On the other hand, if you don't believe in the afterlife, you may think of the world as a continually evolving organism. Slowly, but surely, it will grow and mature, learning more from its past mistakes and finding better solutions to solve its problems. Everyone is a part of this evolutionary process, so why should you separate others from yourself?
However, what if empathy, "forgiveness", and tolerance still doesn't work for you? You may look deep into yourself and try to examine the real cause of your anger. When someone mistreats you and you react with anger, it is often only triggered by that person. The real cause is deep within you. If you find out more about yourself, you can figure out the real root cause of your anger, and you will be able to heal yourself.

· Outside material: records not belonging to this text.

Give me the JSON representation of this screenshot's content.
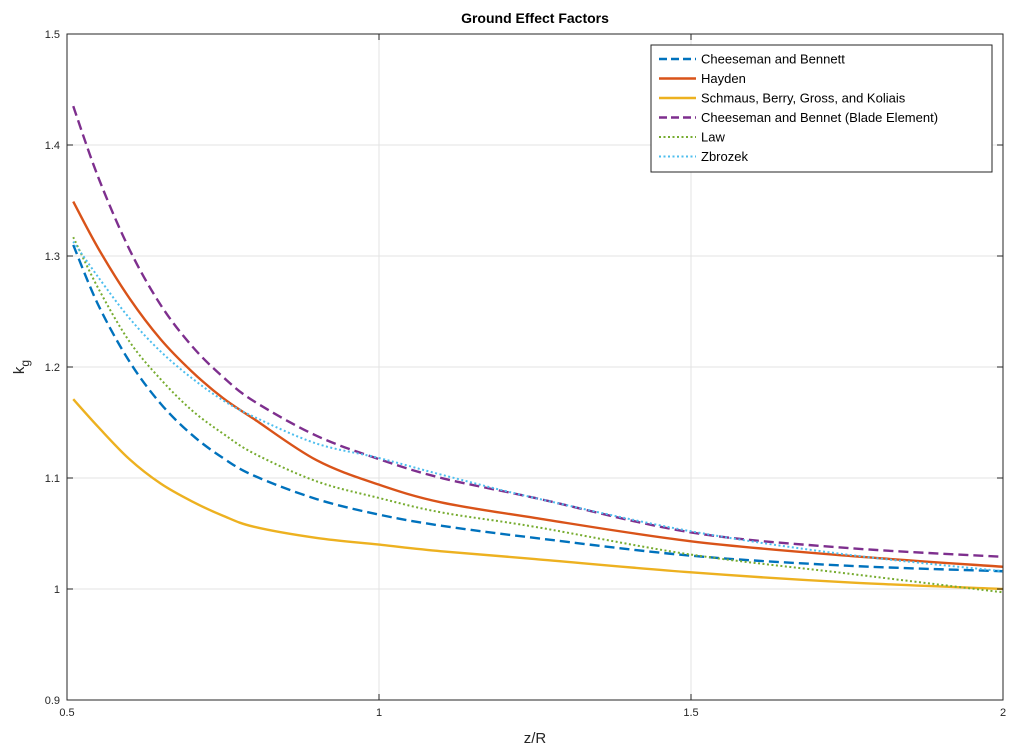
{
  "chart_data": {
    "type": "line",
    "title": "Ground Effect Factors",
    "xlabel": "z/R",
    "ylabel": {
      "base": "k",
      "subscript": "g"
    },
    "xlim": [
      0.5,
      2
    ],
    "ylim": [
      0.9,
      1.5
    ],
    "xticks": [
      0.5,
      1,
      1.5,
      2
    ],
    "xtick_labels": [
      "0.5",
      "1",
      "1.5",
      "2"
    ],
    "yticks": [
      0.9,
      1,
      1.1,
      1.2,
      1.3,
      1.4,
      1.5
    ],
    "ytick_labels": [
      "0.9",
      "1",
      "1.1",
      "1.2",
      "1.3",
      "1.4",
      "1.5"
    ],
    "grid": true,
    "legend_position": "top-right",
    "x": [
      0.51,
      0.55,
      0.6,
      0.65,
      0.7,
      0.75,
      0.8,
      0.9,
      1.0,
      1.1,
      1.25,
      1.5,
      1.75,
      2.0
    ],
    "series": [
      {
        "name": "Cheeseman and Bennett",
        "color": "#0072BD",
        "style": "dashed",
        "values": [
          1.31,
          1.256,
          1.205,
          1.167,
          1.139,
          1.118,
          1.102,
          1.081,
          1.067,
          1.057,
          1.046,
          1.03,
          1.021,
          1.016
        ]
      },
      {
        "name": "Hayden",
        "color": "#D95319",
        "style": "solid",
        "values": [
          1.349,
          1.307,
          1.262,
          1.225,
          1.196,
          1.172,
          1.153,
          1.116,
          1.094,
          1.078,
          1.064,
          1.043,
          1.03,
          1.02
        ]
      },
      {
        "name": "Schmaus, Berry, Gross, and Koliais",
        "color": "#EDB120",
        "style": "solid",
        "values": [
          1.171,
          1.146,
          1.117,
          1.095,
          1.079,
          1.066,
          1.056,
          1.046,
          1.04,
          1.034,
          1.027,
          1.015,
          1.006,
          1.0
        ]
      },
      {
        "name": "Cheeseman and Bennet (Blade Element)",
        "color": "#7E2F8E",
        "style": "dashed",
        "values": [
          1.435,
          1.371,
          1.306,
          1.256,
          1.219,
          1.191,
          1.169,
          1.138,
          1.117,
          1.1,
          1.082,
          1.051,
          1.037,
          1.029
        ]
      },
      {
        "name": "Law",
        "color": "#77AC30",
        "style": "dotted",
        "values": [
          1.317,
          1.271,
          1.223,
          1.189,
          1.161,
          1.14,
          1.122,
          1.097,
          1.082,
          1.069,
          1.056,
          1.031,
          1.014,
          0.997
        ]
      },
      {
        "name": "Zbrozek",
        "color": "#4DBEEE",
        "style": "dotted",
        "values": [
          1.313,
          1.281,
          1.244,
          1.214,
          1.19,
          1.17,
          1.155,
          1.131,
          1.118,
          1.103,
          1.082,
          1.052,
          1.031,
          1.016
        ]
      }
    ]
  }
}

Of course, even all these techniques will be ineffective if your environment is unusually harsh. For example, if you live in Washington, D.C. --the city currently recorded to have one of the highest, if not the highest, murder rate in the world--then you'll have a tough time practicing empathy, "forgiveness", and tolerance. In this case, it will be wise to move somewhere else. Of course, you may go back and help your "brothers" and "sisters" in the "hood" once you become stronger. But if you plan to relocate somewhere within the United States, be careful about where you go. At the moment, the U.S. has more incarcerated people than any other country in the world (with the exception of Rwanda). And it doesn't have that reputation for nothing. Even then, always remember that the greatest people in history always came from very tough environments.
In the end, remember to "forgive" and then "forget." As the Confucianist Hong Ying Ming says, “when you understand human feelings completely, then whatever people may call you, you just nod.” (Circa 1600 A.D.)